Like most turning points, several people had opportunities to influence the ultimate outcome. Traditional critics and opponents of the government could have acted in a way to extract reciprocal good behaviour out of the new administration.
Nelson Chamisa’s personal motto was “God is in it”. Perhaps God was and may well still be in it. The full counsel of God’s word in Romans 12:17-19 says: “Never hold a grudge or try to get even, but plan your life around the noblest way to benefit others … don’t be obsessed with taking revenge, but leave that to God’s righteous justice … If your enemy is hungry, buy him lunch! Win him over with kindness. For your surprising generosity will awaken his conscience, and God will reward you with favour. Never let evil defeat you, but defeat evil with good.”
The above scripture sounds absurd to the average person because it is contrary to our reasoning.

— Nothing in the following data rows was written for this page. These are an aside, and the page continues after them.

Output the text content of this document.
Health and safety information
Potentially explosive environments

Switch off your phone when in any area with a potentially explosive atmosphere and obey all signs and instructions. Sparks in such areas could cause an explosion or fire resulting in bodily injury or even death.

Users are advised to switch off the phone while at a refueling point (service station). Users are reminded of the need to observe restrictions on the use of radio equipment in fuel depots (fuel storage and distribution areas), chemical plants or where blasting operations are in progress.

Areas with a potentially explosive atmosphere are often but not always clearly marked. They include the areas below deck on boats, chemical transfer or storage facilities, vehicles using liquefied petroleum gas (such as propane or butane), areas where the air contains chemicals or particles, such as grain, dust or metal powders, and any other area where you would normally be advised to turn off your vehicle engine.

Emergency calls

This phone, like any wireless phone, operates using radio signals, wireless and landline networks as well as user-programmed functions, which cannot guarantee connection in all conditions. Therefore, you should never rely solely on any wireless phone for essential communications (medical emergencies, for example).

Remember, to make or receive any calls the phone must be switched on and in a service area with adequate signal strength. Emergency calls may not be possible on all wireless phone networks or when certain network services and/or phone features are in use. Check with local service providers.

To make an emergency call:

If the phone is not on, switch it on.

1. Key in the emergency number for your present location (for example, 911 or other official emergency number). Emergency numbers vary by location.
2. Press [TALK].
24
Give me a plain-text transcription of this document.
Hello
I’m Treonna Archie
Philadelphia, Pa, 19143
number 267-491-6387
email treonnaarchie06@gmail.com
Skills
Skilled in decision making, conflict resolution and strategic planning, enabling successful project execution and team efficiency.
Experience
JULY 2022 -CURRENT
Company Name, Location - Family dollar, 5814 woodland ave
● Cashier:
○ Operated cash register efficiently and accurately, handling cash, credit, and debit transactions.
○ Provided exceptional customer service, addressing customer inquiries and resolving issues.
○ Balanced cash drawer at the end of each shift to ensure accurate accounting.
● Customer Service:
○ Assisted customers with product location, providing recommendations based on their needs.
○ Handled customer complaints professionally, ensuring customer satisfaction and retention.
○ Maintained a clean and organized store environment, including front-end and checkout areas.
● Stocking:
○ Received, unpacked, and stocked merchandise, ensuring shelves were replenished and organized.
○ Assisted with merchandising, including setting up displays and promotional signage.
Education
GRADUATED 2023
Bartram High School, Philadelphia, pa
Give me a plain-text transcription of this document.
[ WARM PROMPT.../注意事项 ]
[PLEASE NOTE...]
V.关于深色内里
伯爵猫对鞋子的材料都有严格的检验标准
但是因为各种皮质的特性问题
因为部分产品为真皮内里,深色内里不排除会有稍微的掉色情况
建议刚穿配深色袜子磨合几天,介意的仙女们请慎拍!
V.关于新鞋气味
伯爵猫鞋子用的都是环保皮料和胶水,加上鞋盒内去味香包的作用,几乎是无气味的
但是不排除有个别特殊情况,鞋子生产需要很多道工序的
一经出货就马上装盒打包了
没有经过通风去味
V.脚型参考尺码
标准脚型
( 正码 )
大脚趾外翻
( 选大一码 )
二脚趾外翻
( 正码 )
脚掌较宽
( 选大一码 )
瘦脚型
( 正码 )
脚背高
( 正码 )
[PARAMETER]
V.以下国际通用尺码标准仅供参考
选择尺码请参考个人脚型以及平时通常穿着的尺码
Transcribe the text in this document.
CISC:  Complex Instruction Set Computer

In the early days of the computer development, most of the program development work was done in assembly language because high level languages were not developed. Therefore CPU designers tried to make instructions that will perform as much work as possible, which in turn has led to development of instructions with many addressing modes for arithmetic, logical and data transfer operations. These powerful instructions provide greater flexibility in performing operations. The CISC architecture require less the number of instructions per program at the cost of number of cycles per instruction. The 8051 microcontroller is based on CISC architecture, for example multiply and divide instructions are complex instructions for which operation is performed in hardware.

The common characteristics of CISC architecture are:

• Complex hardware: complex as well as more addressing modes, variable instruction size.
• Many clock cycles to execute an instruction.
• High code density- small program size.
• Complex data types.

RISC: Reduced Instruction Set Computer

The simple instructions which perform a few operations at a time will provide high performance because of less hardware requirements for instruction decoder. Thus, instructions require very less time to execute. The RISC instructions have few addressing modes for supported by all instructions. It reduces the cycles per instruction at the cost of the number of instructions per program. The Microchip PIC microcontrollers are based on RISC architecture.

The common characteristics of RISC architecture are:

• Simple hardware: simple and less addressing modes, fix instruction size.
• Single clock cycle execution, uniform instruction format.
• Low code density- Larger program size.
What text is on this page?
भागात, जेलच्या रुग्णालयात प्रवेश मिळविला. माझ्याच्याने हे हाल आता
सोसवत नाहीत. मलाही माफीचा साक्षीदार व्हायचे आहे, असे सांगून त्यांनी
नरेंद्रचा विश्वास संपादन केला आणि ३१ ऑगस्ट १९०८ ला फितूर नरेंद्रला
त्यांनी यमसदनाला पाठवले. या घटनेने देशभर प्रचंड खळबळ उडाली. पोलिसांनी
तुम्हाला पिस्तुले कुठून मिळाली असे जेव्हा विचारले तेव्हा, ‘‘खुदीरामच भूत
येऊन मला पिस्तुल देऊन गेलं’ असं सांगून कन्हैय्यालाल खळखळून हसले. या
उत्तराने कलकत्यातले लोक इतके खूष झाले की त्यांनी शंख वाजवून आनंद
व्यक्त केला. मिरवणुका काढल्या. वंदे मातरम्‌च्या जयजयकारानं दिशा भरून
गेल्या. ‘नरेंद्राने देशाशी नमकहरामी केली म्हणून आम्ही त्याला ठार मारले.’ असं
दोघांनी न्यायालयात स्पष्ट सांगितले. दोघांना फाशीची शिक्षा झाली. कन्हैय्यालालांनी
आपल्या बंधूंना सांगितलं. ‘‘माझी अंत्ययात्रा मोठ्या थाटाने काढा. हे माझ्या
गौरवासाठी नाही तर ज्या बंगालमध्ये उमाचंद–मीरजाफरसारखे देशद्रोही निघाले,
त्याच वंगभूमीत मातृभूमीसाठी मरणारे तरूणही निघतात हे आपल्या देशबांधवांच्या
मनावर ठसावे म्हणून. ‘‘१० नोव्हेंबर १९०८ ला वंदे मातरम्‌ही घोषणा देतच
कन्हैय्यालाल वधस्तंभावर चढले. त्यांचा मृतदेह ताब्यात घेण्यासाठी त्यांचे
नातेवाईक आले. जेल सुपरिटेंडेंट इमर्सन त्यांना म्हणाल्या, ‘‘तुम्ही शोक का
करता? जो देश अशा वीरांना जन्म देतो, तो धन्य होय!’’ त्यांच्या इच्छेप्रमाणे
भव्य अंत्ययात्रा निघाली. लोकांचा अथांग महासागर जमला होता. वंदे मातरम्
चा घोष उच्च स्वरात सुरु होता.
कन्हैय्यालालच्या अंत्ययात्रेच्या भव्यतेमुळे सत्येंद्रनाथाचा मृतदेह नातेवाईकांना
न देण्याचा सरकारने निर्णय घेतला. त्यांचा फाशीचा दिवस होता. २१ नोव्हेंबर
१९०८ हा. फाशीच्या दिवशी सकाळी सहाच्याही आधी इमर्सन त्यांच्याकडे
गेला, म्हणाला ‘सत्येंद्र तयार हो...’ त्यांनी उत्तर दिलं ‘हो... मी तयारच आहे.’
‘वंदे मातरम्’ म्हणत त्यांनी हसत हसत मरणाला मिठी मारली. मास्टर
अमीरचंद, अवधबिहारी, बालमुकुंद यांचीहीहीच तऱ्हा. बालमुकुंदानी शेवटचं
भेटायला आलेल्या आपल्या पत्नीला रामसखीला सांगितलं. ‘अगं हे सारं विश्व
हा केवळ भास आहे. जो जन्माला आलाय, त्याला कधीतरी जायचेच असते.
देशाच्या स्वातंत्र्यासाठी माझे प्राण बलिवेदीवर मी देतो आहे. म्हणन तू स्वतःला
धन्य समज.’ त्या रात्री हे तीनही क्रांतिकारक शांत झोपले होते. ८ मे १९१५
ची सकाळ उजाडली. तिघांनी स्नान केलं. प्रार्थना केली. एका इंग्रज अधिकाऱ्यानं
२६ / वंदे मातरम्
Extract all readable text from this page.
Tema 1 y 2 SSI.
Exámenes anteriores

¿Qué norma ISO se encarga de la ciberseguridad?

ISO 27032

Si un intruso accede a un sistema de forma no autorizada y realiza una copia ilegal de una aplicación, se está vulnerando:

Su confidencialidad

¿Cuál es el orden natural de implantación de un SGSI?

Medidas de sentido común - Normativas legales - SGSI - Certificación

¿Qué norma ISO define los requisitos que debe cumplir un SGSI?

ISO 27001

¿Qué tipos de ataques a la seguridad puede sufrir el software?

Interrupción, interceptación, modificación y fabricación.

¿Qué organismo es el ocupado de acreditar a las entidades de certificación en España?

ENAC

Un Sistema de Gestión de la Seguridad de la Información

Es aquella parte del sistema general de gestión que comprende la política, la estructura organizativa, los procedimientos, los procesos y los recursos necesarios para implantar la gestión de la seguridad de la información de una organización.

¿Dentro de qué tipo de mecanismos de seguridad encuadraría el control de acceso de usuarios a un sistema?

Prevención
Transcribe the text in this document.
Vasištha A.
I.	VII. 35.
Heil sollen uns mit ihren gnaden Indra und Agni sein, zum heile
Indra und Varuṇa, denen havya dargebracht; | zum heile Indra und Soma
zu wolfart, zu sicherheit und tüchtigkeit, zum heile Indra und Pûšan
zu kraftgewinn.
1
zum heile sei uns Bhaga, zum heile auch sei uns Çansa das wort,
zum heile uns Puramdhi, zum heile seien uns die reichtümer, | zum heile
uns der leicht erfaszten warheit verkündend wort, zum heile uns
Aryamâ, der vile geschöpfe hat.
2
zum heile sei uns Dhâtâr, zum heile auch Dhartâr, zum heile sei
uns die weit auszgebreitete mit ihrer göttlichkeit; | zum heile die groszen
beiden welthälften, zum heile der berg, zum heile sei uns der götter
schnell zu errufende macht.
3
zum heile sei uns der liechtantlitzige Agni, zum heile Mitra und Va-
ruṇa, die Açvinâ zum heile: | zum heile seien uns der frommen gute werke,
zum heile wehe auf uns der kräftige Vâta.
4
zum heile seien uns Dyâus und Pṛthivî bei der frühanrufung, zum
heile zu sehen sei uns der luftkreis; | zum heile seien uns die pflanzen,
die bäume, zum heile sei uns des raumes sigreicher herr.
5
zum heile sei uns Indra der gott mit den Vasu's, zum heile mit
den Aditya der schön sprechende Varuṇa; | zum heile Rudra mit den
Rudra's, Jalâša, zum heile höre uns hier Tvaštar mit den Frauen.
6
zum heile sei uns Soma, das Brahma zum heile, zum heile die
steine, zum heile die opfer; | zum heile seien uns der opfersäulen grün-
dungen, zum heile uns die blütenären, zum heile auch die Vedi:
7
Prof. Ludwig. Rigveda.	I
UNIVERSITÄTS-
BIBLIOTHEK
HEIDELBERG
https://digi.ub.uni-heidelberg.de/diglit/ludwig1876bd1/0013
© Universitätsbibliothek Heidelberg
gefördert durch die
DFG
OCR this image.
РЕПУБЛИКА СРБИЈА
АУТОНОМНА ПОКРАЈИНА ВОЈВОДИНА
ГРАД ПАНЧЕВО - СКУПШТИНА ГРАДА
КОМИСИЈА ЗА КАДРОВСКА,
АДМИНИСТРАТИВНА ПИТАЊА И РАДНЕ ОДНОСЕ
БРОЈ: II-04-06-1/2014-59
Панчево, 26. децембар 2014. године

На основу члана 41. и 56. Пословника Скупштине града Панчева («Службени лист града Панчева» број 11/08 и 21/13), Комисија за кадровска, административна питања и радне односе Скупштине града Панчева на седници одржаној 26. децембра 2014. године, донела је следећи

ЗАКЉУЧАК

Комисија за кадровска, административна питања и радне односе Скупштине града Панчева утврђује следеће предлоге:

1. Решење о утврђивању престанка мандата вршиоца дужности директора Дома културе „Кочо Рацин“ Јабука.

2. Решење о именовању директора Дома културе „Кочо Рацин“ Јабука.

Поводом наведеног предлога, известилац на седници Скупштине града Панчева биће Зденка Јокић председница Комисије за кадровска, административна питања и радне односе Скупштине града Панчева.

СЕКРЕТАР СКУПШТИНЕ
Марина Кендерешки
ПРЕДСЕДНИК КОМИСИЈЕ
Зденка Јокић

The victim being held more responsible than the perpetrator, sounds preposterous. It is, however, an explicit instruction from God and a constant biblical theme.
The Constitutional Court decision on the 2018 presidential election result was another turning point for the country. After all the legal routes had been exhausted, it was best to concede, not necessarily because one has lost, but because it was the right thing to do for the country.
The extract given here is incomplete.